ハンカチ・リレー七十四メートル
土曜の百貨店は、人であふれていた。
食品売り場で、杼口佳里は、前を歩く老婦人の鞄から花柄のハンカチが落ちるのを見た。
「落としました!」
声は試食販売の呼び込みに消えた。佳里は拾って走ったが、カートの列に阻まれた。
「魚売り場の人、お願いします!」
鮮魚係が受け取り、老婦人を追った。だが途中で、氷を運ぶ台車が道をふさいだ。
「レジ三番、次!」
ハンカチはレジ係へ渡り、買い物かごの上を越え、サービスカウンターへ届いた。館内放送を頼もうとした瞬間、老婦人がエスカレーターへ乗るのが見えた。

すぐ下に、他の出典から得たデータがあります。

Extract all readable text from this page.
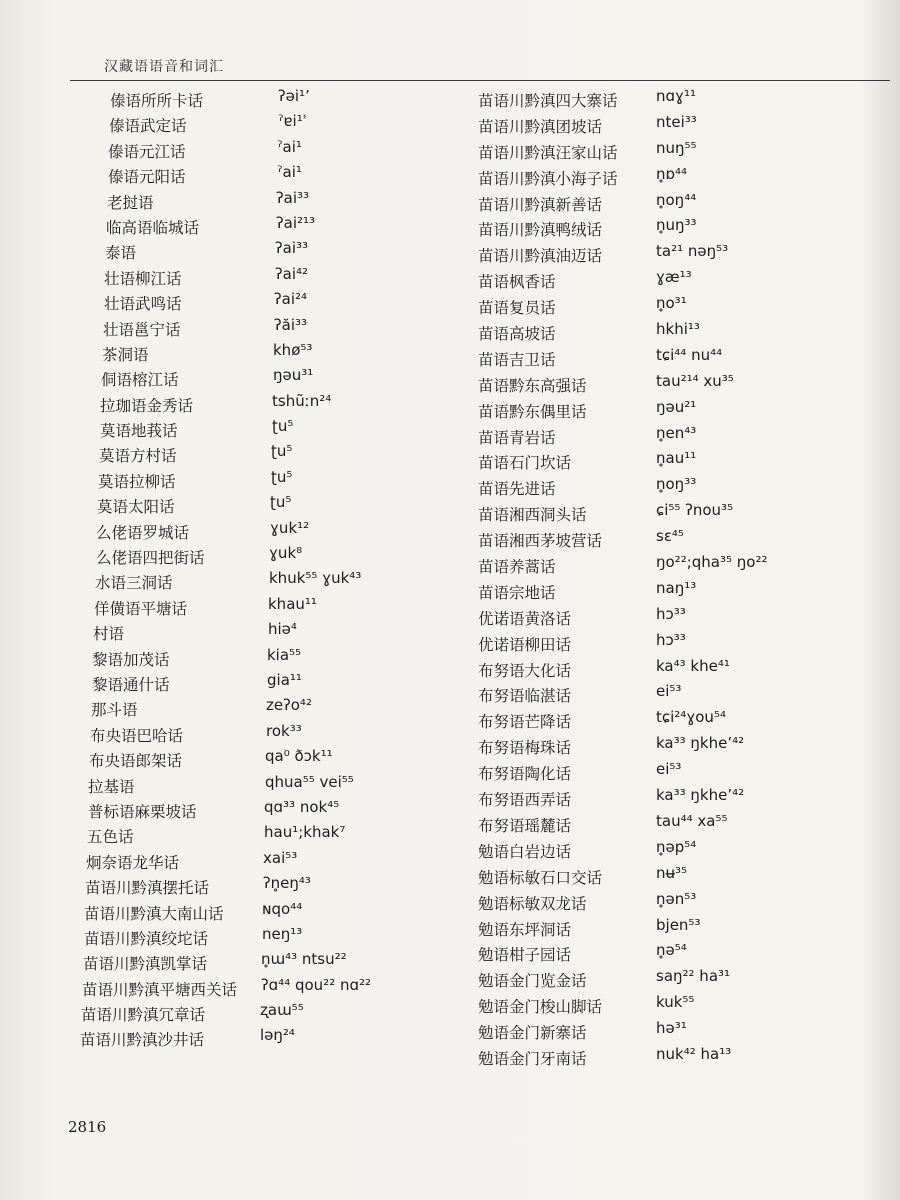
汉藏语语音和词汇
傣语所所卡话	ʔəi¹ʼ
傣语武定话	ˀɐi¹ʾ
傣语元江话	ˀai¹
傣语元阳话	ˀai¹
老挝语	ʔai³³
临高语临城话	ʔai²¹³
泰语	ʔai³³
壮语柳江话	ʔai⁴²
壮语武鸣话	ʔai²⁴
壮语邕宁话	ʔăi³³
茶洞语	khø⁵³
侗语榕江话	ŋəu³¹
拉珈语金秀话	tshũːn²⁴
莫语地莪话	ʈu⁵
莫语方村话	ʈu⁵
莫语拉柳话	ʈu⁵
莫语太阳话	ʈu⁵
么佬语罗城话	ɣuk¹²
么佬语四把街话	ɣuk⁸
水语三洞话	khuk⁵⁵ ɣuk⁴³
佯僙语平塘话	khau¹¹
村语	hiə⁴
黎语加茂话	kia⁵⁵
黎语通什话	gia¹¹
那斗语	zeʔo⁴²
布央语巴哈话	rok³³
布央语郎架话	qa⁰ ðɔk¹¹
拉基语	qhua⁵⁵ vei⁵⁵
普标语麻栗坡话	qɑ³³ nok⁴⁵
五色话	hau¹;khak⁷
炯奈语龙华话	xai⁵³
苗语川黔滇摆托话	ʔn̥eŋ⁴³
苗语川黔滇大南山话	ɴqo⁴⁴
苗语川黔滇绞坨话	neŋ¹³
苗语川黔滇凯掌话	n̥ɯ⁴³ ntsu²²
苗语川黔滇平塘西关话 ʔɑ⁴⁴ qou²² nɑ²²
苗语川黔滇冗章话	ʐaɯ⁵⁵
苗语川黔滇沙井话	ləŋ²⁴
苗语川黔滇四大寨话	nɑɣ¹¹
苗语川黔滇团坡话	ntei³³
苗语川黔滇汪家山话	nuŋ⁵⁵
苗语川黔滇小海子话	n̥ɒ⁴⁴
苗语川黔滇新善话	n̥oŋ⁴⁴
苗语川黔滇鸭绒话	n̥uŋ³³
苗语川黔滇油迈话	ta²¹ nəŋ⁵³
苗语枫香话	ɣæ¹³
苗语复员话	n̥o³¹
苗语高坡话	hkhi¹³
苗语吉卫话	tɕi⁴⁴ nu⁴⁴
苗语黔东高强话	tau²¹⁴ xu³⁵
苗语黔东偶里话	ŋəu²¹
苗语青岩话	n̥en⁴³
苗语石门坎话	n̥au¹¹
苗语先进话	n̥oŋ³³
苗语湘西洞头话	ɕi⁵⁵ ʔnou³⁵
苗语湘西茅坡营话	sɛ⁴⁵
苗语养蒿话	ŋo²²;qha³⁵ ŋo²²
苗语宗地话	naŋ¹³
优诺语黄洛话	hɔ³³
优诺语柳田话	hɔ³³
布努语大化话	ka⁴³ khe⁴¹
布努语临湛话	ei⁵³
布努语芒降话	tɕi²⁴ɣou⁵⁴
布努语梅珠话	ka³³ ŋkheʼ⁴²
布努语陶化话	ei⁵³
布努语西弄话	ka³³ ŋkheʼ⁴²
布努语瑶麓话	tau⁴⁴ xa⁵⁵
勉语白岩边话	n̥əp⁵⁴
勉语标敏石口交话	nʉ³⁵
勉语标敏双龙话	n̥ən⁵³
勉语东坪洞话	bjen⁵³
勉语柑子园话	n̥ə⁵⁴
勉语金门览金话	saŋ²² ha³¹
勉语金门梭山脚话	kuk⁵⁵
勉语金门新寨话	hə³¹
勉语金门牙南话	nuk⁴² ha¹³
2816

今度は配達員が箱を置いて駆け、二階の靴売り場へ渡した。店員は片方だけ試着中の客へ断り、その客がスリッパ姿のまま追った。
「お客さま、靴!」
「あとで戻る!」
途中、化粧品売り場の店員が香水瓶を避け、喫茶店の給仕が盆を高く掲げて道を空けた。何が起きているのか知らない客まで、リレーを見ると自然に左右へ分かれた。
ハンカチは、七人の手を通った。
玄関前で、老婦人はバスへ乗ろうとしていた。最後に受け取った警備員が笛を鳴らし、運転手が扉を待ってくれた。
佳里が息を切らして到着すると、老婦人は花柄を両手で包んでいた。
「姉が縫ってくれたものなの。今日、姉の納骨へ持っていくつもりで」
隅には、小さく二人分の頭文字が刺繍されていた。片方は少し曲がっている。
「姉は縫い物が苦手でね。これ一枚でやめたのよ」
老婦人は笑ったあと、泣いた。
佳里の後ろには、鮮魚係、レジ係、配達員、靴売り場の店員、それから片方だけ革靴を履いた客まで集まっていた。誰も、自分が届けたとは言わなかった。
バスが出ると、全員で手を振った。試着中だった客は、ようやく自分が右足だけスリッパなのに気づき、泣き笑いの輪をもう一度笑わせた。
後日、百貨店の休憩室に一枚の写真が届いた。姉妹の墓前に、あのハンカチが広げられている。裏にはこうあった。
〈七十四メートルのあいだ、姉を八人で運んでくださって、ありがとうございました〉
店長はそれを「今月の接客表彰」にしようとした。
しかし八人の意見で、題名は変わった。